The expansion in working earnings was supported by sturdy revenues and enhancing working effectivity. The 22% improve in low price present and financial savings accounts (CASA) to P1.3 trillion, propelled complete deposits to achieve P1.8 trillion in 2020, reflecting the Financial institution’s strong deposit franchise.
CASA ratio improved to 73% from 63% a 12 months in the past. Wholesome CASA deposit technology helped ease the general funding price in 2020 and supported internet curiosity margins, which improved by 14 foundation factors to three.98%. In consequence, internet curiosity earnings rose 11.8% from the earlier 12 months.
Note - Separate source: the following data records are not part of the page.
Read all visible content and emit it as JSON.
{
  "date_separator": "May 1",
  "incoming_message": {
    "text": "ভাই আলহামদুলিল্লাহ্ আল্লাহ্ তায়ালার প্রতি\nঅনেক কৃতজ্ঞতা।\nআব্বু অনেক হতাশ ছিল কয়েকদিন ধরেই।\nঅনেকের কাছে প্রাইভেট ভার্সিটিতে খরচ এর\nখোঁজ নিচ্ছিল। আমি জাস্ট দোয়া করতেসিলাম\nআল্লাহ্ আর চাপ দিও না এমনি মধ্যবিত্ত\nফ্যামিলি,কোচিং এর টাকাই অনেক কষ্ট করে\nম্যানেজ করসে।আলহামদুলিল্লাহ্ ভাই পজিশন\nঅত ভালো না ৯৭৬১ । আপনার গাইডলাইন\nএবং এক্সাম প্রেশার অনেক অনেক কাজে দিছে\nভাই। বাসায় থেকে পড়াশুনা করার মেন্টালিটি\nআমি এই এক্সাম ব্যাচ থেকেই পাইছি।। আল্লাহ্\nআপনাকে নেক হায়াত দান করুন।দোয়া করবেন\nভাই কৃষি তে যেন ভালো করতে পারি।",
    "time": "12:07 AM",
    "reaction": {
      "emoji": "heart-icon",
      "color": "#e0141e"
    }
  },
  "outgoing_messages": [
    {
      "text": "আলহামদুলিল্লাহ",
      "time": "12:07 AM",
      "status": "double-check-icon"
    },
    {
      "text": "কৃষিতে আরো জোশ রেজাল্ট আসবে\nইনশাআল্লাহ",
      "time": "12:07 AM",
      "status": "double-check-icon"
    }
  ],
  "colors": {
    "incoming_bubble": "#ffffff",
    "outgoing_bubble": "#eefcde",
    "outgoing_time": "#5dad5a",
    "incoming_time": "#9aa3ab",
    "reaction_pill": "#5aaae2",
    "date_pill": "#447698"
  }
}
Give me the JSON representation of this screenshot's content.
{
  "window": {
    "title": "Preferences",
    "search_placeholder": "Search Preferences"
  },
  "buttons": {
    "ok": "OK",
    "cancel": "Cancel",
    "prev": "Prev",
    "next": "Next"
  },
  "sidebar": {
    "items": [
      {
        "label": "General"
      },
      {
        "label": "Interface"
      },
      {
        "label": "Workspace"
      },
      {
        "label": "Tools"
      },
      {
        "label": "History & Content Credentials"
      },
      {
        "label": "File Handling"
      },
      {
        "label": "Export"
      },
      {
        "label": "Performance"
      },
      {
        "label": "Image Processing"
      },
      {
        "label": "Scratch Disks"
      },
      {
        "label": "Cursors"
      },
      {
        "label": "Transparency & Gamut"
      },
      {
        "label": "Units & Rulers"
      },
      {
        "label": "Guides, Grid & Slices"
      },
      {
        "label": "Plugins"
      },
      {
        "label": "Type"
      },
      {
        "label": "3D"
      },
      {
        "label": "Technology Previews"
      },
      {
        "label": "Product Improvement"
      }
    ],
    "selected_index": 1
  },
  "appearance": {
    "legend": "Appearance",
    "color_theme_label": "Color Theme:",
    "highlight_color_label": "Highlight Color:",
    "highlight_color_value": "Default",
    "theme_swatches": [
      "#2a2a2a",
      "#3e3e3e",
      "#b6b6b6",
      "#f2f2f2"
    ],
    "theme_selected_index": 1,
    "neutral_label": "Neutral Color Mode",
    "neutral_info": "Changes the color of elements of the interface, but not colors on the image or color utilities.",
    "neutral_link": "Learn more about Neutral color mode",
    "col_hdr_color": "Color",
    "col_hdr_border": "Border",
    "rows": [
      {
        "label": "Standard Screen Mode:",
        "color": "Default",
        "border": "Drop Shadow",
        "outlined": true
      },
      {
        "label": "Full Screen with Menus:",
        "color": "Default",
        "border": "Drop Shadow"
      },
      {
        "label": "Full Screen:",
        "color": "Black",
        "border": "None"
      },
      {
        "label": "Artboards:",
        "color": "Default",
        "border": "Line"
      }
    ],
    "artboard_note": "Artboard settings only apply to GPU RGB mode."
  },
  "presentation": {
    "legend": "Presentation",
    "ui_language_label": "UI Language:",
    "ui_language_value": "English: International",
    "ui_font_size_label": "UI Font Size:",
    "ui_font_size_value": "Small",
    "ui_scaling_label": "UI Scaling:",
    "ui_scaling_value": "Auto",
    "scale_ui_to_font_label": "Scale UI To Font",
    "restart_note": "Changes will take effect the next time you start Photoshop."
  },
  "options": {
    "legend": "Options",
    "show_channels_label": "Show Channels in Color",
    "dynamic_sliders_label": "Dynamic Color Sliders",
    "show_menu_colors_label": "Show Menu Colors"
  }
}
This was achieved amid a 13% contraction in gross loans to P1.3 trillion because the financial impression of the pandemic affected enterprise and shopper confidence. Industrial shoppers trimmed working capital loans and deferred enlargement plans whereas shopper prospects restricted spending to important items and deferred huge ticket purchases.
Non-interest earnings expanded by 20%, lifted by buying and selling and FX features of P19.2 billion because the Financial institution optimized its funding portfolio underneath a record-low rate of interest surroundings.
Progress in working bills was saved at 4% to P60.1 billion, underscored by continued efforts to boost productiveness and operational effectivity. Price-to-income ratio improved to 50% from 55% beforehand.
Metrobank ended 2020 because the nation’s second largest financial institution with consolidated property of P2.5 trillion.